D'un séjour à Florence de 2011 à 2014, Yannick Haenel organise le récit intermittent et très personnel à base de visites culturelles, d'errances en ville, de balades dans la campagne toscane et de réflexions fondées sur ses lectures, de Georges Bataille notamment.
La compagne de l'écrivain venant de lire l'Énéide, « Tu te souviens, dit-elle, de ce moment où Énée, après avoir abandonné Troie en flammes, fait naufrage : il débarque sur une île et ses premiers mots sont pour demander son chemin. Il dit “Italiam quaero”, c'est-à-dire “Je cherche l'Italie”. Ça ferait un bon titre, non ? » Pas de doute, le titre convient parfaitement à cette quête d'Italie qui cache l'autre quête de l'auteur venu « Faire le point » tandis qu'il écrit Les Renards pâles. Il cherche un point où prendre appui, un point de repère pour survivre au naufrage dont l'Italie de Berlusconi lui renvoie l'image nauséeuse, « un pays ruiné, où rien ne semble tenir debout, à part ses cathédrales » et comme il ne craint pas l'excès comparatif, lui vient à l'esprit l'Enfer de Dante.
Un amoureux de l'art de la Renaissance n'aura aucune raison de contredire Yannick Haenel dans ses enthousiasmes pour le Baptistère de Florence, pour la porte du Paradis de Ghiberti (ci-dessus), qui l'absorbe au début de son séjour et illumine le chapitre 4. Du monument, il aime « sa forme trapue de colombier mystique » et se pâme pour l'inscription circulaire de la petite rosace du dallage : « En giro torte sol ciclos et rotor igne » — le plus génial palindrome de l'histoire de l'art. Le bonheur du cercle.

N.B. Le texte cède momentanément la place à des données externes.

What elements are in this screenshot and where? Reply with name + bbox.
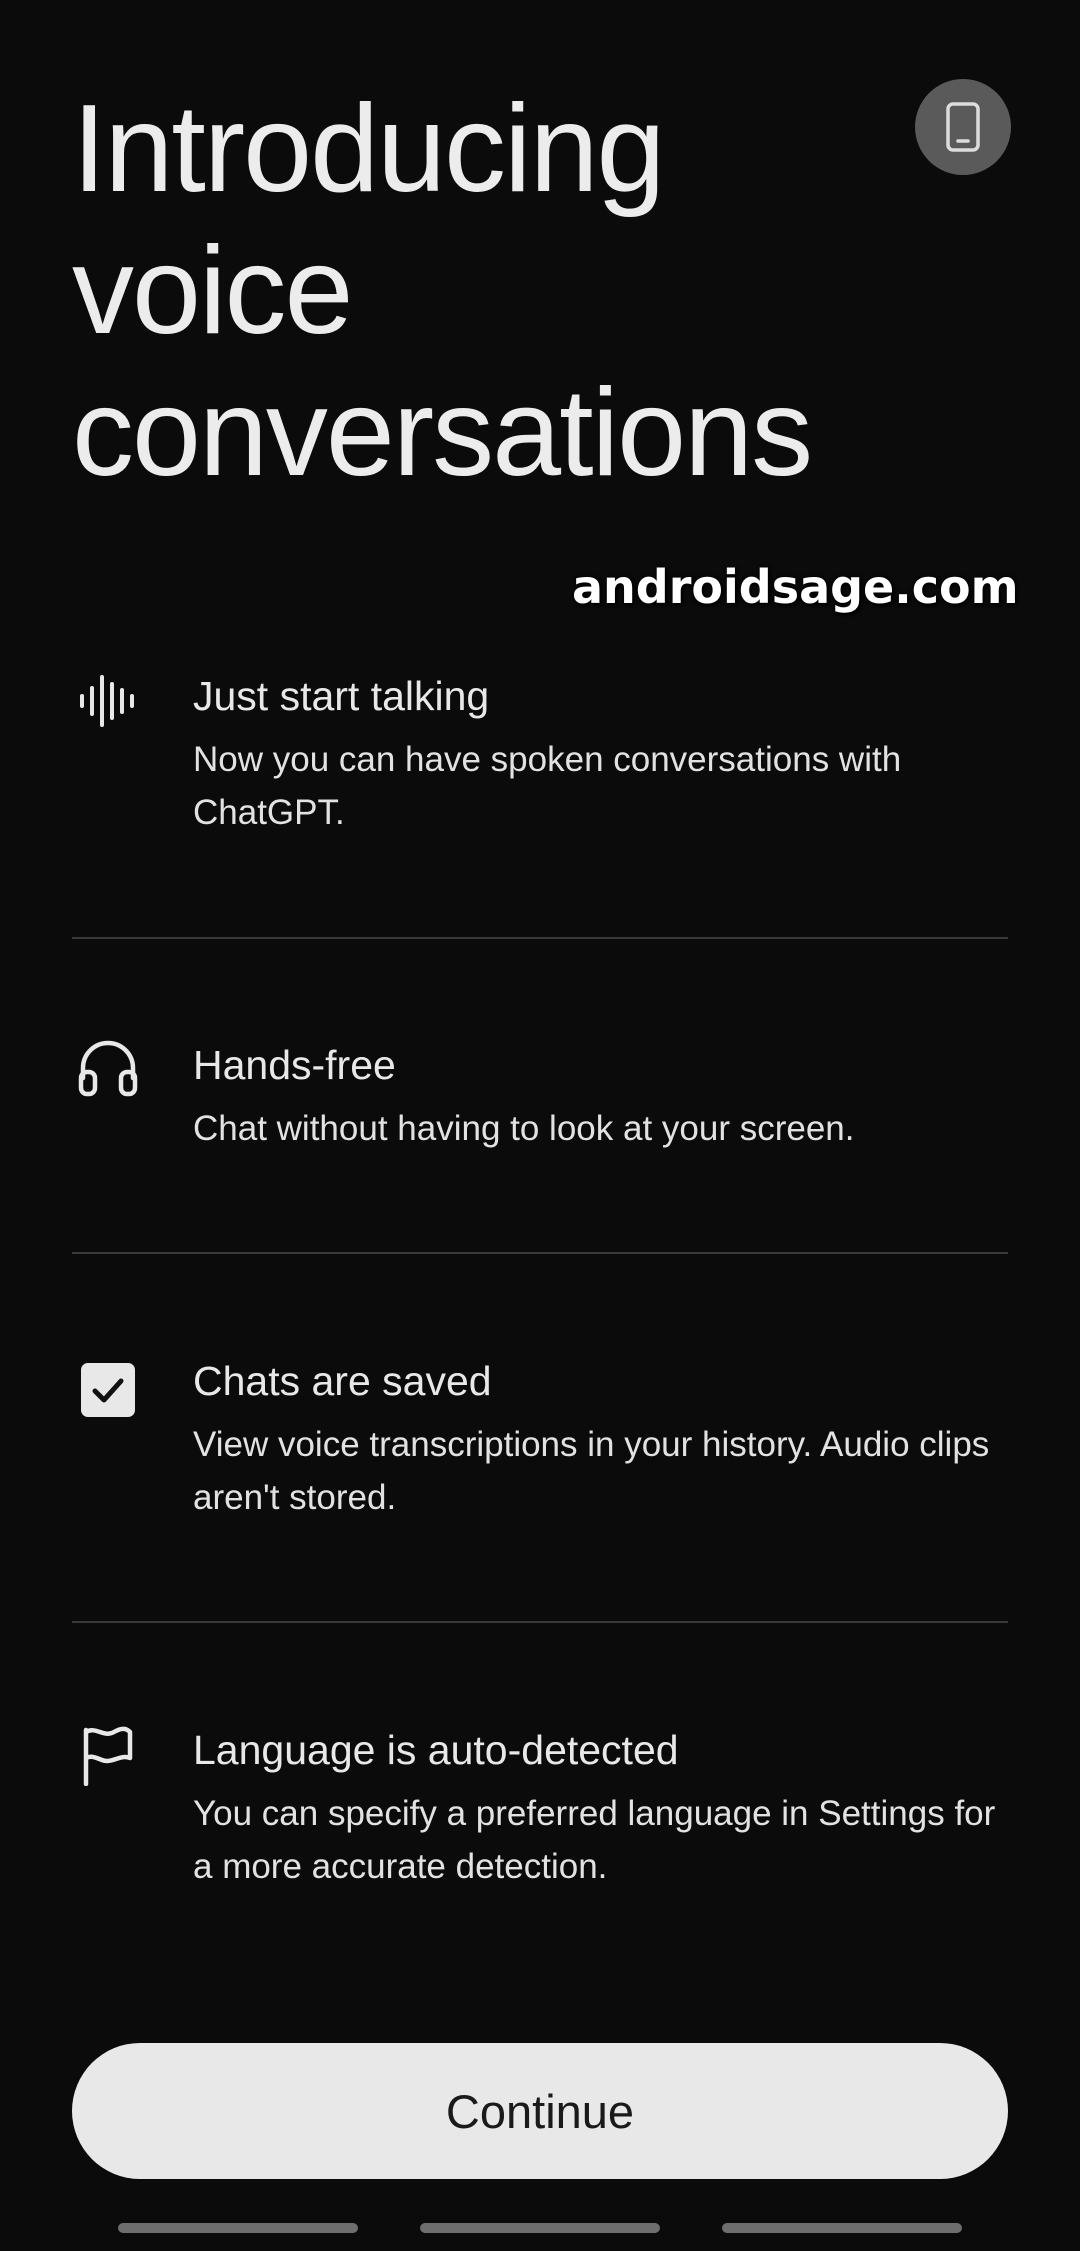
feature-description: You can specify a preferred language in … xyxy=(193,1794,996,1886)
divider xyxy=(72,937,1008,939)
headphones-icon xyxy=(76,1036,140,1100)
feature-title: Hands-free xyxy=(193,1042,396,1088)
feature-title: Just start talking xyxy=(193,673,490,719)
divider xyxy=(72,1252,1008,1254)
feature-title: Chats are saved xyxy=(193,1358,492,1404)
phone-icon xyxy=(946,102,980,152)
device-toggle-button[interactable] xyxy=(915,79,1011,175)
page-indicator-3 xyxy=(722,2223,962,2233)
feature-description: View voice transcriptions in your histor… xyxy=(193,1425,990,1517)
watermark: androidsage.com xyxy=(572,560,1019,614)
continue-button[interactable]: Continue xyxy=(72,2043,1008,2179)
flag-icon xyxy=(76,1723,140,1787)
page-title: Introducing voice conversations xyxy=(72,80,813,502)
page-indicator-2 xyxy=(420,2223,660,2233)
voice-intro-screen: Introducing voice conversations androids… xyxy=(0,0,1080,2251)
divider xyxy=(72,1621,1008,1623)
page-indicator-1 xyxy=(118,2223,358,2233)
waveform-icon xyxy=(76,669,140,733)
checkbox-icon xyxy=(76,1358,140,1422)
feature-title: Language is auto-detected xyxy=(193,1727,679,1773)
feature-description: Chat without having to look at your scre… xyxy=(193,1109,855,1148)
feature-description: Now you can have spoken conversations wi… xyxy=(193,740,902,832)
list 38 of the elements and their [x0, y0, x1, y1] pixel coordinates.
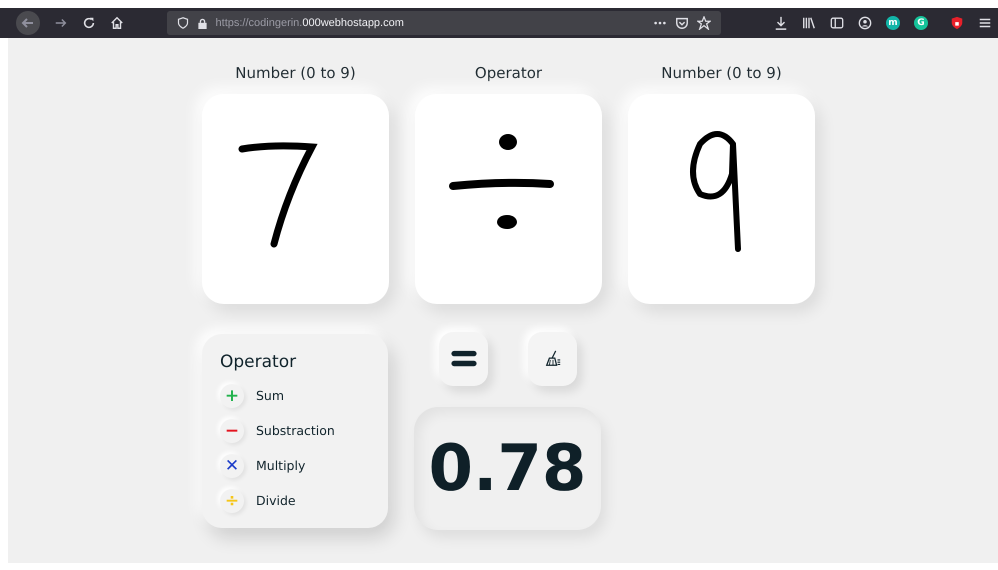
drawing-pad[interactable] — [202, 94, 389, 304]
pocket-icon[interactable] — [675, 16, 689, 30]
result-value: 0.78 — [428, 432, 586, 506]
equals-icon — [450, 350, 478, 368]
drawing-pad[interactable] — [415, 94, 602, 304]
operator-name: Sum — [256, 388, 284, 403]
operator-symbol: − — [220, 418, 244, 442]
equals-button[interactable] — [439, 332, 488, 386]
reload-icon[interactable] — [82, 16, 96, 30]
forward-icon[interactable] — [54, 16, 68, 30]
input-label: Number (0 to 9) — [661, 64, 782, 82]
url-text: https://codingerin.000webhostapp.com — [216, 17, 404, 29]
operator-symbol: ÷ — [220, 488, 244, 512]
menu-icon[interactable] — [978, 16, 992, 30]
extension-icon[interactable]: m — [886, 16, 900, 30]
operator-symbol: + — [220, 384, 244, 408]
drawing-pad[interactable] — [628, 94, 815, 304]
operator-name: Divide — [256, 493, 296, 508]
shield-badge-icon[interactable] — [950, 16, 964, 30]
input-label: Operator — [474, 64, 542, 82]
back-icon[interactable] — [16, 11, 40, 35]
account-icon[interactable] — [858, 16, 872, 30]
home-icon[interactable] — [110, 16, 124, 30]
address-bar[interactable]: https://codingerin.000webhostapp.com — [166, 11, 721, 35]
library-icon[interactable] — [802, 16, 816, 30]
extension-icon[interactable]: G — [914, 16, 928, 30]
operator-name: Substraction — [256, 423, 335, 438]
lock-icon — [196, 18, 208, 28]
clear-button[interactable] — [528, 332, 577, 386]
download-icon[interactable] — [774, 16, 788, 30]
sidebar-icon[interactable] — [830, 16, 844, 30]
operator-name: Multiply — [256, 458, 306, 473]
operator-symbol: ✕ — [220, 454, 244, 478]
shield-icon — [176, 17, 189, 29]
star-icon[interactable] — [697, 16, 711, 30]
broom-icon — [544, 350, 562, 368]
input-label: Number (0 to 9) — [235, 64, 356, 82]
legend-title: Operator — [220, 352, 298, 372]
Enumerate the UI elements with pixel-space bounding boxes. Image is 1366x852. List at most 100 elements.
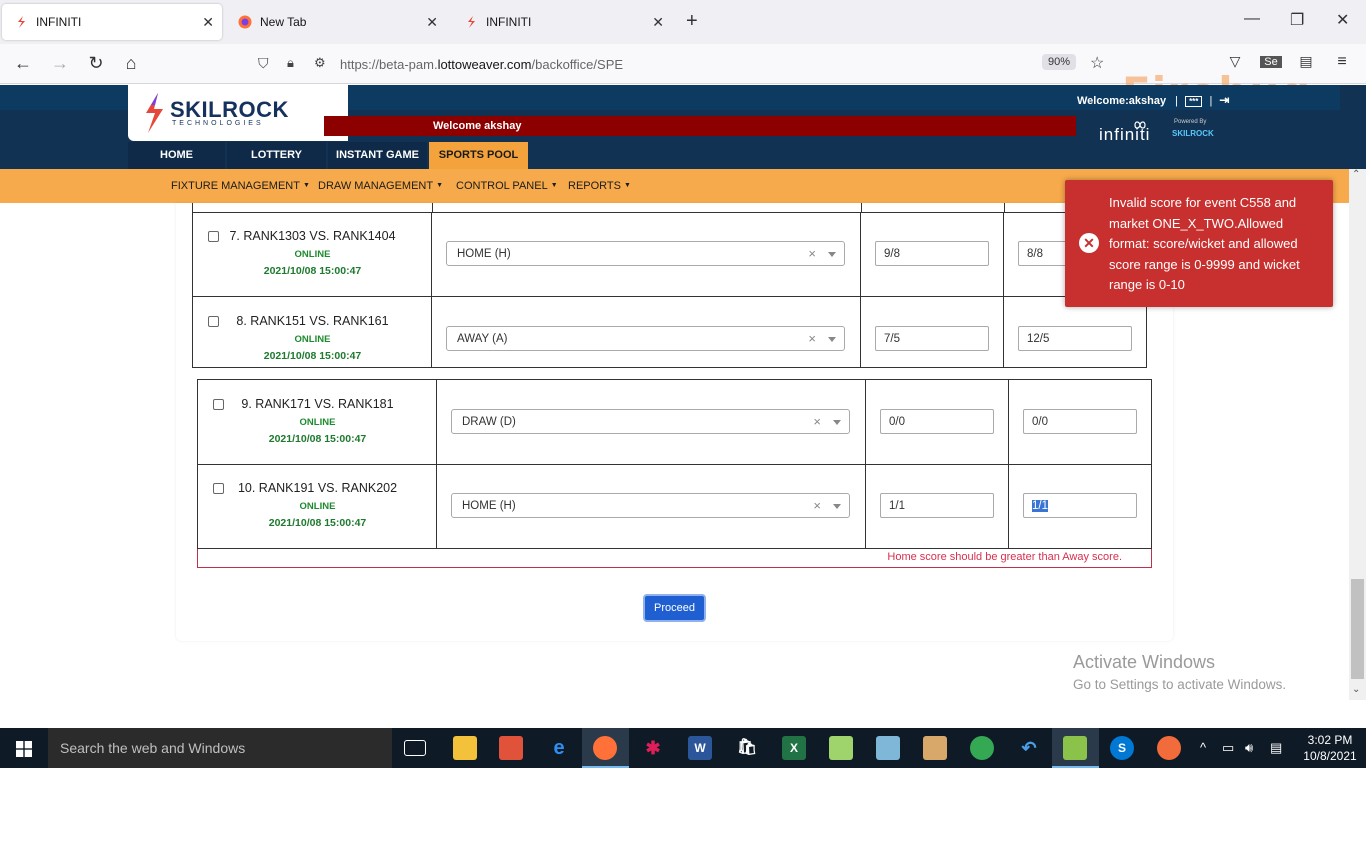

La contemplation de l'Annonciation de Fra Angelico, au couvent San Marco, un début de matinée, est peut-être le meilleur de ce récit d'aventures dans la culture italienne. « Un ami historien de l'art, Neville Rowley » — à qui l'on doit le Fra Angelico de la collection Découvertes — « a remarqué que contrairement à d'autres Annonciations, celle du corridor de San Marco ne représente pas le rayon divin qui touche la Vierge ». Le chapitre 20 contient le récit de l'expérience vécue ; la lumière du jour entre par la fenêtre et éclaire peu à peu la célèbre fresque : « Voici que les ailes de l'Ange sortent de l'ombre... » et bientôt cette lumière divine illumine la Vierge... « Alors on voit bien que la fresque est composée en fonction de cette arrivée de lumière ».
Des fresques, le narrateur en a contemplé d'autres, puisque ces années passées en Toscane lui en donnent le temps : « Certains matins, à peine levé, je courais voir et revoir ce plein azur parcouru d'or qui monte à la tête dans les chapelles de Florence : la Brancacci aux Carmine, la Sassetti à Santa Trinita, la Tornabuoni à Santa Maria Novella, où les fresques de Masaccio, Filippo Lippi et Ghirlandajo tiennent debout comme de grands morceaux de ciel qui flambent... »
Hors de Florence, les péripéties du séjour passent aussi par le sanctuaire de la Verna cher à François d'Assise — pauvreté et solitude en 1224 deux ans avant sa mort —, par quelques escapades romaines pour savourer les toiles du Caravage, ou plus loin dans le Mezzogiorno pour admirer l'octogone parfait, le château de Frédéric II, le contemporain de François d'Assise, les deux plus grands hommes de leur siècle.
Ceci dit, le style de ce récit n'enthousiasme pas toujours, inégal, parfois surchargé de verbes être, tandis que de brillantes formules réjouissent aussi le lecteur, sans compter les nombreuses références culturelles semées au fil des pages.
• Yannick Haenel. Je cherche l'Italie. Gallimard, coll. L'Infini. 2015, 199 pages.